Roar is an amazing film to see in how insane it is. A man brings his family to his home in Africa that is filled with lions, tigers and other big cats that utterly scare the cr*p out of them...and it's all real. Tim League, Drafthouse Films CEO and Olive Films is bringing the film to theaters later this year and on Blu-ray. The story behind the film, that took eleven years to make, has a huge back story, with crew being injured during the making due to working with real big cats. The amount of lions in this film, at any time, makes this a horror movie more than a light-hearted family film it tries to be.
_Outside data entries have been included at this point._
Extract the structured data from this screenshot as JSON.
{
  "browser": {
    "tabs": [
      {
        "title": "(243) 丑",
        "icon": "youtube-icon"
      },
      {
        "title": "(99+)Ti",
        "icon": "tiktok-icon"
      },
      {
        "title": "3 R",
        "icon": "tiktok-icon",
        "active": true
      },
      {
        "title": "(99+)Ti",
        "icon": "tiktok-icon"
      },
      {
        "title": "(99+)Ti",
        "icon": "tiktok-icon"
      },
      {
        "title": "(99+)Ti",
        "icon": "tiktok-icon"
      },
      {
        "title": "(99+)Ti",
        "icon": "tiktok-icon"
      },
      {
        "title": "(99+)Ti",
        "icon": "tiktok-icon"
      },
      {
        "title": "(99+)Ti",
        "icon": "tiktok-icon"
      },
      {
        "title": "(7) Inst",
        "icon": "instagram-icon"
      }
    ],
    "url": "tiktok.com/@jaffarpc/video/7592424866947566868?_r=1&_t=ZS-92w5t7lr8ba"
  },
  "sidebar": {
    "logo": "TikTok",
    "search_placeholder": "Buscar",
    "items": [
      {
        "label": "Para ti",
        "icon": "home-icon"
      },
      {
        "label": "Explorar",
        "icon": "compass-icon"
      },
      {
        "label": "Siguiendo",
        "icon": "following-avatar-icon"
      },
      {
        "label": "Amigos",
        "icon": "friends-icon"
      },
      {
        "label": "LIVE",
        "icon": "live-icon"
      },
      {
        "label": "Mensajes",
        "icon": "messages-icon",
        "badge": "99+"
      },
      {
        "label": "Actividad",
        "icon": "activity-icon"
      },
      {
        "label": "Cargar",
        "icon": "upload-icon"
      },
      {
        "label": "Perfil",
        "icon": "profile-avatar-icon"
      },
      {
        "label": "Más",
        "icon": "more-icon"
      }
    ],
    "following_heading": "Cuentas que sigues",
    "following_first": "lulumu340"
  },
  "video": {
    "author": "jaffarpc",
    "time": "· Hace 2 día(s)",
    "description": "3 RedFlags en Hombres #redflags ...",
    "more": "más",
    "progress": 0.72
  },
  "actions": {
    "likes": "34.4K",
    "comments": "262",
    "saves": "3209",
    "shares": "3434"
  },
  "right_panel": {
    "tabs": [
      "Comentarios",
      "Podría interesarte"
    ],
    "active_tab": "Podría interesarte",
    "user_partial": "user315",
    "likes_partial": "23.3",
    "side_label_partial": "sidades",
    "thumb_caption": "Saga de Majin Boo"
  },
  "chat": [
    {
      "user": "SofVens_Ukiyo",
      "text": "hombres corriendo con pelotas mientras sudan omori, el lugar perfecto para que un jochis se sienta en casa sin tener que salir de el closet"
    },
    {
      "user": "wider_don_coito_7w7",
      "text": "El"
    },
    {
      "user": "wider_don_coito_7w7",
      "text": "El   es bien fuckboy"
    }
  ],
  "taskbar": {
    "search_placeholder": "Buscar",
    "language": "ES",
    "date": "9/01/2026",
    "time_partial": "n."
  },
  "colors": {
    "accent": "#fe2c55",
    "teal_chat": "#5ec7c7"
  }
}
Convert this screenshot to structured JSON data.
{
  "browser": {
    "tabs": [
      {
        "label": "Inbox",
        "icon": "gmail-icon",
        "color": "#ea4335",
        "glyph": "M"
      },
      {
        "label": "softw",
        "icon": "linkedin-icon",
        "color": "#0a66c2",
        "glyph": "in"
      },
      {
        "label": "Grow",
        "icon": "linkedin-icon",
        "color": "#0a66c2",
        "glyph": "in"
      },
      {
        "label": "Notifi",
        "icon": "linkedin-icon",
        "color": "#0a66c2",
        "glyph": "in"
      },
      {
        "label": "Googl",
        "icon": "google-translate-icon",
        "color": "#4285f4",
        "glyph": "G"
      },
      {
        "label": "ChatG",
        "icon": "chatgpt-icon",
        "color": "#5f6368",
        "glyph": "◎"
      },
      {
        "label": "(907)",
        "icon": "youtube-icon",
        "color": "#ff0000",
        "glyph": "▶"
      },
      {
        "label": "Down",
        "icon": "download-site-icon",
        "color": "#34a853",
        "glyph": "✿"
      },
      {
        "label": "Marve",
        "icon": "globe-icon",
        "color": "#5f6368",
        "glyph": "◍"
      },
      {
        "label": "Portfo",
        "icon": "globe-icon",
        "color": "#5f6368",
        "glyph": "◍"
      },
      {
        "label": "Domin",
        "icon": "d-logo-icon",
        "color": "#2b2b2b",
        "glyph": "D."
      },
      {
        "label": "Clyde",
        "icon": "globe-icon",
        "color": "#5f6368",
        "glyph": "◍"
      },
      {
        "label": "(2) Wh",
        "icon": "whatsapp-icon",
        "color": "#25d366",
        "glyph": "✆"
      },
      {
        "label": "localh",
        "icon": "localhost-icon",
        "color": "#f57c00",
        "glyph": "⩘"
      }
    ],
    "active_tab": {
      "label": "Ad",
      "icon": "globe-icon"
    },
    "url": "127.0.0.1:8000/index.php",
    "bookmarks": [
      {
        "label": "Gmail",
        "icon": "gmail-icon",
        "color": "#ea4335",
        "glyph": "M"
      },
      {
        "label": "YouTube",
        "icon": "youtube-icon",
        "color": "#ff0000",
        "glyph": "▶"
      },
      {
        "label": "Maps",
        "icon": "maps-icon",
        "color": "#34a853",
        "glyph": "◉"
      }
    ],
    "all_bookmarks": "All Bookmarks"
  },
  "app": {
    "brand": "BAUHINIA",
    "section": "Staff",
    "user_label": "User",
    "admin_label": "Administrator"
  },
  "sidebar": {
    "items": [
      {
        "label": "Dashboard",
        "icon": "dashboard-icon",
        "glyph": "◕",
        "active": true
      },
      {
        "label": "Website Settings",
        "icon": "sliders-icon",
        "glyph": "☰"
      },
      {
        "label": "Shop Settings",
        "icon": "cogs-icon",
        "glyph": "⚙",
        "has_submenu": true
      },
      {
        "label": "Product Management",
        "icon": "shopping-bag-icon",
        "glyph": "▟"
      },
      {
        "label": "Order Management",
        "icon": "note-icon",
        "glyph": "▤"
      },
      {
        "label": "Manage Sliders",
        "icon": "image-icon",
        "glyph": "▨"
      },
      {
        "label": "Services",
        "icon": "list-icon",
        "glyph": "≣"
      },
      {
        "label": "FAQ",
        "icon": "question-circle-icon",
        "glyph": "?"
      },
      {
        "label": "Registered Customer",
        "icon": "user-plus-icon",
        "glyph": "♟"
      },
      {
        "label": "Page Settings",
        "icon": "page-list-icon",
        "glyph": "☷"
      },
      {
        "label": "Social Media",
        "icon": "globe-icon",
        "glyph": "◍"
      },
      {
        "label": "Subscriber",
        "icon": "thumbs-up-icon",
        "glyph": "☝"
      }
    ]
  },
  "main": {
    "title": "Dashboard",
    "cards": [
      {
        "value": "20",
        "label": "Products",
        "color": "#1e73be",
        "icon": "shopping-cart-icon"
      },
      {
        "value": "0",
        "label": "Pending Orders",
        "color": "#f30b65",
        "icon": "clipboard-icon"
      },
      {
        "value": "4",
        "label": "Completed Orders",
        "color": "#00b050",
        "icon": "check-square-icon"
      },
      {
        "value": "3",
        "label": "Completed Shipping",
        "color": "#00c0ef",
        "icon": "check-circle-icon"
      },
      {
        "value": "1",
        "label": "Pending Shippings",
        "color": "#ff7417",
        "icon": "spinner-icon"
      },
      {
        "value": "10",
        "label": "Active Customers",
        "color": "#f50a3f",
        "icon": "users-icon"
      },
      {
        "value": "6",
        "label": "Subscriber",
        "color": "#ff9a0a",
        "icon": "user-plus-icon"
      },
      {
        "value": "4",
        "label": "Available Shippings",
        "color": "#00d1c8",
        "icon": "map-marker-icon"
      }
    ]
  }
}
Tim League wrote an essay for the press release, which you can read fully here. And we quote below, as it mentions local video rental store Cinefile and later the Shambala, a nature preserve 40 miles north of Los Angeles that still exists to this day and has one of the stars of the film, Tippi Hendren (The Birds), giving a speech about preservation every month. The real star though has to be all the lions and big cats. Which will scare you over if they will eat the their human co-stars.
"At LA’s legendary Cinefile Video,
my favorite shelf is labeled “Holy F***ing S***.” There you'll find
rare discoveries that are beyond comprehension, movies so outlandish and
surreal that you cannot fathom the divine providence that allowed such
mind-bogglingly singular films to exist. One of our primary missions at
Drafthouse Films is to source and rediscover forgotten classics that are
worthy of this shelf. Miami Connection resides here, as does The Visitor.
I am proud to share that we are partnering with Olive Films to unleash
what I consider the next Holy F***ing S*** masterpiece: Tippi Hedren (The Birds) and Noel Marshall’s (The Exorcist) Roar."